CIRS is an illness caused by biotoxin exposure, which can include internal and environmental factors, and the case rate has been increasing due to environmental pollution, global warming and the spread of toxins through water damage and mold. Patients with CIRS usually also meet the criteria for other inflammatory diseases such as fibromyalgia, myalgic encephalomyelitis/chronic fatigue syndrome, post-treatment Lyme syndrome, and multiple sclerosis. CIRS symptoms are non-specific which makes them difficult to identify.
CIRS symptoms vary depending on the individual, but common signs and symptoms may include:
- cognitive dysfunction,
- mood swings,
- joint and muscle pain,
- difficulty sleeping,
- increased sensitivity to chemicals and infections,
- gastrointestinal issues,
- respiratory problems.
In some cases, symptoms may worsen when exposed to environmental triggers, such as mold, smoke, or certain foods.
How Can We Test for CIRS?
The Visual Contrast Sensitivity (VCS) test is the best way to identify CIRS and can be done at a CIRS-aware clinician’s office.

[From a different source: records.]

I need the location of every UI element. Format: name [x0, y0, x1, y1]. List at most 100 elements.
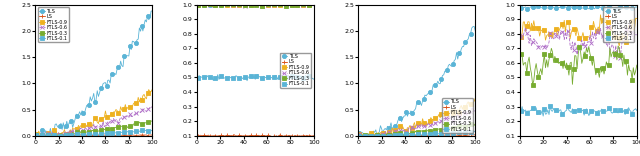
FTLS-0.1 [472, 131, 479, 133]
FTLS-0.6 [616, 57, 624, 59]
Line: FTLS-0.6: FTLS-0.6 [196, 2, 316, 8]
TLS [417, 101, 424, 103]
Line: TLS: TLS [357, 24, 477, 138]
FTLS-0.1 [630, 110, 637, 111]
FTLS-0.1 [356, 135, 364, 136]
FTLS-0.1 [140, 130, 148, 132]
FTLS-0.9 [544, 34, 552, 36]
FTLS-0.3 [541, 54, 548, 55]
FTLS-0.3 [578, 62, 586, 64]
FTLS-0.6 [463, 113, 471, 115]
FTLS-0.1 [356, 135, 364, 137]
FTLS-0.3 [545, 58, 553, 60]
FTLS-0.3 [144, 121, 152, 123]
FTLS-0.9 [34, 135, 42, 137]
FTLS-0.9 [364, 135, 371, 137]
LS [307, 134, 314, 136]
FTLS-0.1 [243, 80, 251, 82]
Line: LS: LS [519, 135, 639, 146]
Line: TLS: TLS [196, 2, 316, 8]
TLS [472, 30, 479, 32]
FTLS-0.3 [221, 4, 228, 6]
FTLS-0.9 [195, 5, 203, 7]
FTLS-0.1 [253, 74, 261, 76]
TLS [360, 135, 368, 137]
TLS [194, 3, 202, 5]
FTLS-0.6 [56, 134, 63, 136]
LS [575, 142, 583, 144]
LS [264, 134, 272, 136]
FTLS-0.3 [61, 134, 68, 136]
FTLS-0.1 [417, 134, 424, 135]
FTLS-0.6 [358, 135, 365, 137]
TLS [143, 21, 150, 23]
FTLS-0.1 [56, 135, 63, 137]
LS [103, 134, 111, 136]
TLS [266, 3, 273, 5]
FTLS-0.3 [517, 53, 525, 55]
TLS [426, 91, 433, 93]
TLS [148, 10, 156, 12]
LS [93, 135, 101, 137]
LS [579, 138, 587, 140]
LS [230, 134, 238, 136]
FTLS-0.1 [35, 135, 42, 137]
TLS [60, 122, 67, 124]
FTLS-0.9 [56, 134, 63, 136]
LS [145, 134, 152, 136]
LS [545, 138, 553, 140]
TLS [383, 125, 391, 127]
TLS [545, 8, 553, 10]
TLS [356, 132, 364, 134]
LS [194, 135, 202, 137]
FTLS-0.6 [630, 40, 637, 42]
FTLS-0.1 [33, 134, 40, 136]
FTLS-0.9 [148, 89, 156, 90]
TLS [216, 4, 224, 6]
FTLS-0.3 [147, 120, 155, 122]
FTLS-0.9 [379, 132, 387, 133]
FTLS-0.1 [383, 135, 391, 136]
Line: FTLS-0.3: FTLS-0.3 [519, 44, 639, 87]
FTLS-0.3 [33, 134, 40, 136]
LS [56, 135, 63, 137]
FTLS-0.1 [545, 114, 553, 116]
TLS [221, 4, 228, 6]
FTLS-0.6 [303, 5, 310, 6]
FTLS-0.3 [148, 120, 156, 122]
TLS [307, 3, 314, 5]
Line: FTLS-0.1: FTLS-0.1 [35, 128, 154, 138]
LS [221, 135, 228, 137]
FTLS-0.3 [462, 125, 470, 127]
FTLS-0.6 [633, 34, 640, 36]
TLS [92, 99, 100, 101]
TLS [33, 135, 40, 137]
FTLS-0.6 [468, 108, 476, 110]
FTLS-0.1 [61, 134, 68, 136]
TLS [588, 6, 595, 8]
FTLS-0.6 [103, 123, 111, 125]
FTLS-0.3 [465, 126, 473, 128]
FTLS-0.6 [626, 23, 634, 25]
FTLS-0.1 [303, 77, 310, 79]
FTLS-0.9 [463, 103, 471, 105]
FTLS-0.3 [472, 123, 479, 125]
Line: FTLS-0.3: FTLS-0.3 [35, 119, 154, 138]
LS [33, 135, 40, 136]
FTLS-0.6 [33, 134, 40, 136]
FTLS-0.1 [633, 110, 640, 111]
Line: LS: LS [357, 132, 477, 138]
TLS [541, 6, 548, 8]
FTLS-0.6 [34, 135, 42, 137]
LS [303, 134, 310, 136]
FTLS-0.9 [517, 36, 525, 38]
FTLS-0.6 [383, 133, 391, 135]
FTLS-0.1 [93, 133, 101, 135]
LS [541, 139, 548, 141]
FTLS-0.1 [216, 76, 224, 78]
FTLS-0.3 [356, 135, 364, 137]
FTLS-0.9 [626, 25, 634, 27]
FTLS-0.3 [415, 131, 423, 132]
FTLS-0.6 [266, 4, 273, 6]
TLS [262, 5, 269, 7]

Alternatively, two online versions of the VCS test can be found on the website Surviving Mold, available for $15, and VCSTest.com, offered for free with an optional $10 donation. One advantage of the VCSTest is the Online Contrast Sensitivity Test (OCST), which controls for display calibration. The VCS test carries a 92 percent accuracy rate in positively identifying CIRS, which can then be further used to explore and to confirm the biotoxin illness (some blood lab markers used, as well as functional medicine tests such as Organic Acid Test and MycoTox tests).
Not a DIY Problem
Although the VCS test is reliable, there are also limitations to the reliability of any one test. While the VCS test can not definitively confirm the diagnosis on its own, it can be used as a basis for diagnosis. However, treatment must be carried out by a CIRS-aware or mold-literate clinician, as the disease can be complicated to diagnose and treat. Tests may also need to be repeated to see the progress of the treatment.
In conclusion, Chronic inflammatory response syndrome (CIRS) can often be easily overlooked if conventional medical practitioners are unaware of it. The Visual Contrast Sensitivity (VCS) test is the first step and diagnostic tool for CIRS and should be administered either in a practitioner’s office or online. The correlation of symptoms and the laboratory results is very important too.